Avec flagornerie, le mot « partage » trouve dans ce domaine une nouvelle dĂ©finition. LĂ , l’acte gĂ©nĂ©reux se limite Ă  une diffusion publique de son intimitĂ© avec des inconnus et de ce fait, s’apparente Ă  une amitiĂ© sincĂšre. Les protagonistes sont tous flattĂ©s : celui qui exhibe est satisfait d’avoir quelque chose Ă  montrer mĂȘme si l’intĂ©rĂȘt est discutable. DerriĂšre leur Ă©cran, les « chĂ©ris » avides de ces images se sentent privilĂ©giĂ©s. Ce cĂŽtĂ© voyeur leur confĂšre une certaine vie par procuration dirons-nous. Finalement, le pivot commercial oĂč la dĂ©monstration positive des produits crĂ©e l’envie : les influenceurs deviennent-ils des camelots modernes pour des spectateurs crĂ©dules ?

QUAND LA GÉNÉROSITÉ PAIE

Cette dĂ©rive d’exploitation commerciale de l’enfant frĂŽle l’indĂ©cence et ici, elle marque la violation de son droit Ă  l’image. La vie en direct, du presque 24H/24H livrĂ©e sur les Ă©crans.

L’auteur a dĂ©crit le cheminement d’une course-poursuite pour une quĂȘte de la notoriĂ©tĂ©, que l’hĂ©roĂŻne considĂšre comme le baromĂštre du bonheur et de la rĂ©ussite. Ces nouveaux acteurs du quotidien s’agitent comme si la quantitĂ© d’inconnus qui suivent leurs faits et gestes banals Ă©tait proportionnelle Ă  leur valeur morale ou leurs qualitĂ©s humaines. Pour MĂ©lanie, la finalitĂ© de la vie repose non sur les actes ou les engagements, mais exclusivement sur le jugement d’un public aux aguets d’une simple image. Une addiction commune nait.

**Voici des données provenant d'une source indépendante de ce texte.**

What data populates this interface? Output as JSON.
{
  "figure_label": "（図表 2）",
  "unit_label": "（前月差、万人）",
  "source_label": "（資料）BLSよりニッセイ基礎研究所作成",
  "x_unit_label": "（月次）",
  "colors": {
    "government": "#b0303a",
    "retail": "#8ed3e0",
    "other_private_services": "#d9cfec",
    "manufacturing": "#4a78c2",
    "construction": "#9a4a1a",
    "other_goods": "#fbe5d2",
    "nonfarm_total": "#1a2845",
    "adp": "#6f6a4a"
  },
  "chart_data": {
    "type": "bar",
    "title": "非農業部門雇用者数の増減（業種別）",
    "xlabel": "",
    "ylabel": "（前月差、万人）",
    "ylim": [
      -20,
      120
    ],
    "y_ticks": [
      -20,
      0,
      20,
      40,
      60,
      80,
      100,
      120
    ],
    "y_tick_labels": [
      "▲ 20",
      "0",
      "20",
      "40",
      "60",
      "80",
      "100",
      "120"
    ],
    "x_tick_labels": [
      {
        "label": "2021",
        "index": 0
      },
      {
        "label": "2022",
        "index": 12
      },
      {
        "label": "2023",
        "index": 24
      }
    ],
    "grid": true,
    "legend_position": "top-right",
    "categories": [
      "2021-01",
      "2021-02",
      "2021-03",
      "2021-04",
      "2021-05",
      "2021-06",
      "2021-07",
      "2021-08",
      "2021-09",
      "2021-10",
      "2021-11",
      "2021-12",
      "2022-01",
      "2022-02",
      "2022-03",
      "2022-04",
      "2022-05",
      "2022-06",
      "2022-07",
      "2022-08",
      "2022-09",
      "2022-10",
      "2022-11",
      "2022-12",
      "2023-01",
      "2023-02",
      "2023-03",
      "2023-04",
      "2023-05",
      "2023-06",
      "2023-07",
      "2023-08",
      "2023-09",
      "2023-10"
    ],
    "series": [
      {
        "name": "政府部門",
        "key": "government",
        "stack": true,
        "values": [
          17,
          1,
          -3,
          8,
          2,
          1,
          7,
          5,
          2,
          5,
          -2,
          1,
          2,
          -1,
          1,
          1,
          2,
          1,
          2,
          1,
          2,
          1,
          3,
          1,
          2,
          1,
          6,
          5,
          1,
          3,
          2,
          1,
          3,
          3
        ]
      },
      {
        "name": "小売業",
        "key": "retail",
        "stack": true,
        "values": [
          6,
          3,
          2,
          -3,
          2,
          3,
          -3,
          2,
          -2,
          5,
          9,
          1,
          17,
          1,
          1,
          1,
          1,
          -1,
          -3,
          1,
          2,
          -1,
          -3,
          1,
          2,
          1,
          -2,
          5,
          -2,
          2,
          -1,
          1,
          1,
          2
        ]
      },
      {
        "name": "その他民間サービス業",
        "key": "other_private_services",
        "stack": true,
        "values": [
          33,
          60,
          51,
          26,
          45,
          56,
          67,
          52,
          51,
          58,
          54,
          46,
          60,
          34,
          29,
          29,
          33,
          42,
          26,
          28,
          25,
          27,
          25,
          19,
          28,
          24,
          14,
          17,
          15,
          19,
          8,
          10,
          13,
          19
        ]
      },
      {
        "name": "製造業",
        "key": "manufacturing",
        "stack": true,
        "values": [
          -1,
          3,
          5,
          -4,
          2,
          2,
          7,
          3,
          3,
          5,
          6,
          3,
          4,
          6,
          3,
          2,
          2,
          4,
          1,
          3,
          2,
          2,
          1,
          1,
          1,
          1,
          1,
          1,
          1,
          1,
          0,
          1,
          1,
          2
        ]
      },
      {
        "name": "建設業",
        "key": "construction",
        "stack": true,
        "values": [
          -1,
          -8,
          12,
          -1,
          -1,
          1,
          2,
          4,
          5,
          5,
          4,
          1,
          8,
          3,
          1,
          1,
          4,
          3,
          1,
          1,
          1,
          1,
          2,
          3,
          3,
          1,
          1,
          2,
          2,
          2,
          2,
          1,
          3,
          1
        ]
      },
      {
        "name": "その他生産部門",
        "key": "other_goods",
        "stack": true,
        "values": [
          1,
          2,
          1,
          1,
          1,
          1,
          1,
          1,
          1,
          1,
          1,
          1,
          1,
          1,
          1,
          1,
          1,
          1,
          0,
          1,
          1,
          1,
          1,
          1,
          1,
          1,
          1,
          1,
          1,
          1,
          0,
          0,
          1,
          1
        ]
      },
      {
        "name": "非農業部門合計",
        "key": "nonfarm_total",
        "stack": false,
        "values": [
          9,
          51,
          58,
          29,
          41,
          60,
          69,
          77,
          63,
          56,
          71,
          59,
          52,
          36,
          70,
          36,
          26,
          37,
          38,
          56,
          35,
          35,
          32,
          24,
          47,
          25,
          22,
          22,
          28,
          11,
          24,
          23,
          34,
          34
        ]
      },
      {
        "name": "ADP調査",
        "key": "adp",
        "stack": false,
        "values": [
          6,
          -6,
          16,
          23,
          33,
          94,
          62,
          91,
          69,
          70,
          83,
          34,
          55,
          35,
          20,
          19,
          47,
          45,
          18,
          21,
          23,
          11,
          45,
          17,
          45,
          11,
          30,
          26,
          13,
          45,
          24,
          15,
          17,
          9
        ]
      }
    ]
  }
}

Le risque : Ă  se pavaner et Ă  montrer un bonheur mĂȘme fugace et superficiel, les images peuvent susciter une envie, une frustration. C’est dans ce contexte que des ennemis et des jaloux se profilent derriĂšre l’enlĂšvement de Kimmy, la vedette du blog de MĂ©lanie.

Ainsi, Ă  partir de la tendance sociale du dictat des rĂ©seaux sociaux, se profile une enquĂȘte policiĂšre. Celle-ci va aboutir Ă  une analyse des consĂ©quences psychologiques Ă  long terme sur les jeunes gĂ©nĂ©rations. Delphine de Vigan part d’une rĂ©alitĂ© actuelle pour extrapoler sur l’avenir par l’intermĂ©diaire des enfants Diore. Du coup, le roman s’assimile presque Ă  un livre d’anticipation : le succĂšs des Ă©missions de tĂ©lĂ©-rĂ©alitĂ©, des chaĂźnes YouTube qui se multiplient, et des pages Facebook qui se remplissent.

Voici une prĂ©conisation pour tous les influenceurs avertis. Ils seraient bien inspirĂ©s de dĂ©laisser leur Smartphone et leurs followers pour passer plus de temps dans ce livre. Ou les livres en gĂ©nĂ©ral.đŸ€”.